There's a handy thermostat light that goes off when the machine is hot enough to make steam for foaming. However, while I'm steaming the milk, usually a little more than halfway through the process, the light comes back on. Does this mean the machine isn't hot enough or that I need to stop steaming until the light goes back off?
The milk still heats up to the 140-150 degree mark while the light's on, but the foam isn't terrific. I'm certainly not getting lush layers of microfoam.
I've got the same machine. First, the light turning on is fine, and actually good since it indicates that the machine is actively producing steam so you don't run out! As for results, it's all about practice practice and more practice. I've had the machine for a little over a month and have been reading a lot of how to's and watching a lot of youtube vids as a guide. It definitely has the steaming power to achieve great results.
The 'steam ready' light is actually telling you when the heating element turns on and off. The ideal/maximum steaming will actually be to start steaming shortly before the heater element turns off. Time how long it takes for the 'steam ready' light to be 'ready'.... Start your steaming 5 seconds before this. Ideally the heater should stay on for the entire steaming. This will give you maximum steaming power.

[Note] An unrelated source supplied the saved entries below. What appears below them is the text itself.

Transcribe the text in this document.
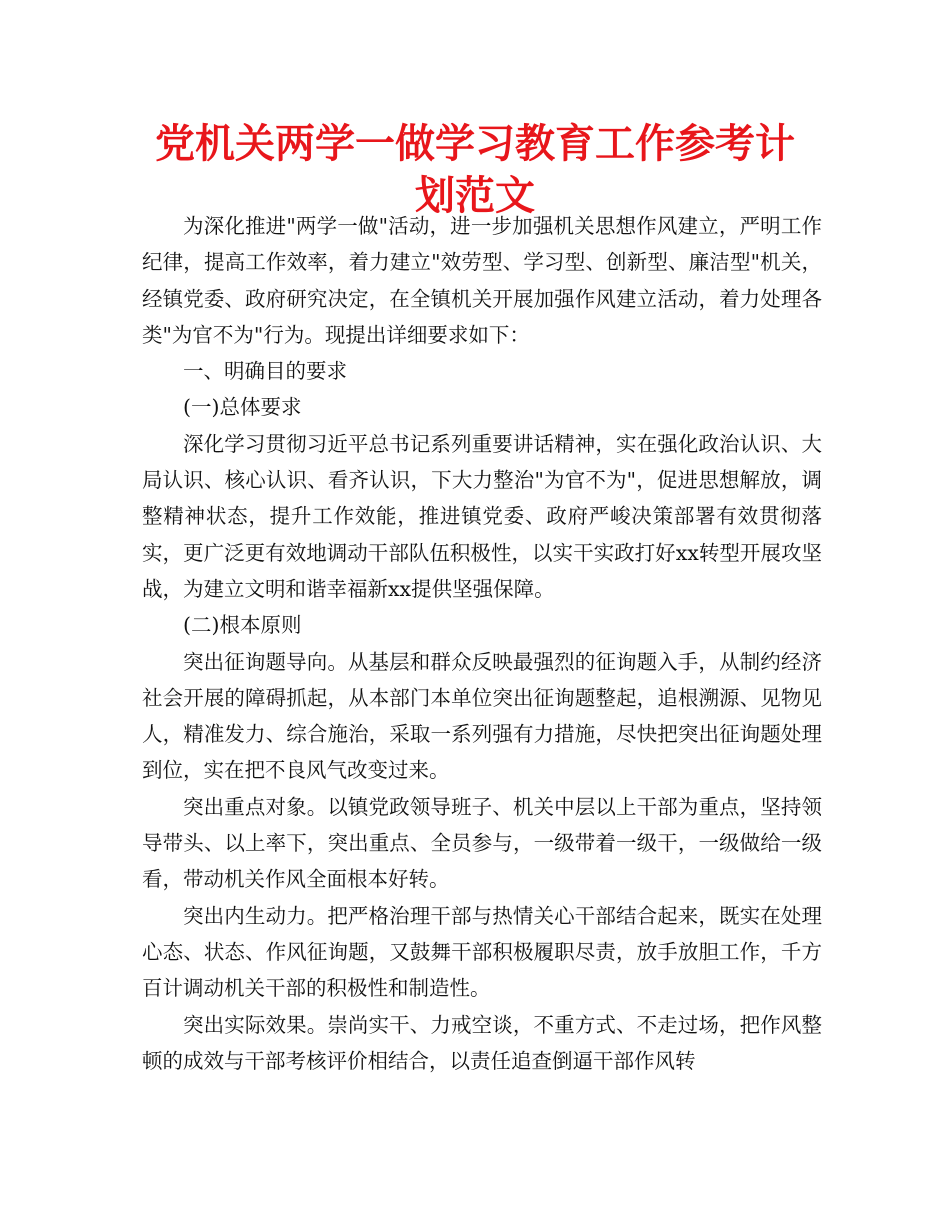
党机关两学一做学习教育工作参考计划范文

为深化推进"两学一做"活动，进一步加强机关思想作风建立，严明工作纪律，提高工作效率，着力建立"效劳型、学习型、创新型、廉洁型"机关，经镇党委、政府研究决定，在全镇机关开展加强作风建立活动，着力处理各类"为官不为"行为。现提出详细要求如下：

一、明确目的要求

(一)总体要求

深化学习贯彻习近平总书记系列重要讲话精神，实在强化政治认识、大局认识、核心认识、看齐认识，下大力整治"为官不为"，促进思想解放，调整精神状态，提升工作效能，推进镇党委、政府严峻决策部署有效贯彻落实，更广泛更有效地调动干部队伍积极性，以实干实政打好xx转型开展攻坚战，为建立文明和谐幸福新xx提供坚强保障。

(二)根本原则

突出征询题导向。从基层和群众反映最强烈的征询题入手，从制约经济社会开展的障碍抓起，从本部门本单位突出征询题整起，追根溯源、见物见人，精准发力、综合施治，采取一系列强有力措施，尽快把突出征询题处理到位，实在把不良风气改变过来。

突出重点对象。以镇党政领导班子、机关中层以上干部为重点，坚持领导带头、以上率下，突出重点、全员参与，一级带着一级干，一级做给一级看，带动机关作风全面根本好转。

突出内生动力。把严格治理干部与热情关心干部结合起来，既实在处理心态、状态、作风征询题，又鼓舞干部积极履职尽责，放手放胆工作，千方百计调动机关干部的积极性和制造性。

突出实际效果。崇尚实干、力戒空谈，不重方式、不走过场，把作风整顿的成效与干部考核评价相结合，以责任追查倒逼干部作风转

Thats how you will get the best steam power. You're probably not noticing it as easily, because you have the wand immersed in the milk, but, when you turn the machine to steam mode, wait for the light to indicate its ready and then start steaming, what happens, is as you are steaming, you're losing steam power, and its progressivly getting weaker and weaker, until the machine thinks you should have more steam.
What you want to do, is let the machine heat up and be ready to steam. But instead of then starting to steam, try this.
First, bleed off any condensation in the wand. Just put a container under the wand, and open her up all the way until no more water comes out, and leave it open until the light comes on, plus, say, 10 seconds.*
After ~10 seconds, close the steam wand. Time how many seconds it takes for the light to turn back off. Let say, FOR EXAMPLE, it takes 1 minute* to turn back off. What is happening, is once the light came on, the heating element kicked on, to heat the water in the boiler to produce steam. It takes(for example) one minute, because thats the amount of time it takes for the boiler to be "full" of steam.
When you want to froth your milk, follow step 1 the same. Then, once you close the steam wand, instead of waiting for the light to come back on(1 minute), only wait 40-45 seconds*, THEN open the wand with the light still on. Why? Because the pressure in the boiler will drop, and cause the heating element to remain on the entire time you are steaming, allowing you to steam your milk the whole time with 100% of the machines steam power.
It might sound like a little more work then is neccesary, but on a single boiler machine like the Lelit(or a silvia, or Gaggia) its almost required to achieve microfoam. After one or two times doing it, you will see a big difference in the pitcher, and it will just become part of your routine.
I also HIGHLY suggest you read the article on this website about Milk Frothing. Its got a bunch of sections, from the very simple "how to froth", to a pretty geeky article on the different characteristics of milk fat, and how it relates to frothing, as well as some helpful hints on pouring latte art. Heres is a Link to the Article. Make a presspot of your favorite brew, sit down, and read the whole thing through. Afterwards, if you're not absolutley dieing to blast through a couple gallons of milk and hone your technique, head on over to YouTube and check out the plethora of milk frothing videos and latte art videos.. Namely, This Video. That video right there helped me a great deal when I upgraded to my current machine, as I had trouble adjusting to the much more powerful steam then a single boiler. Dont worry, soon you'll be pouring a double rosetta on every drink, and you'll be bored doing so :)
Good Luck, and let us know how it goes!
*All the numbers and times in this post are purely for an example only. It may take more or less time then I noted for the light to go on/off, you'll just have to experiment and see. The article I linked you to explains how to temp surf the steam mode as well, I believe.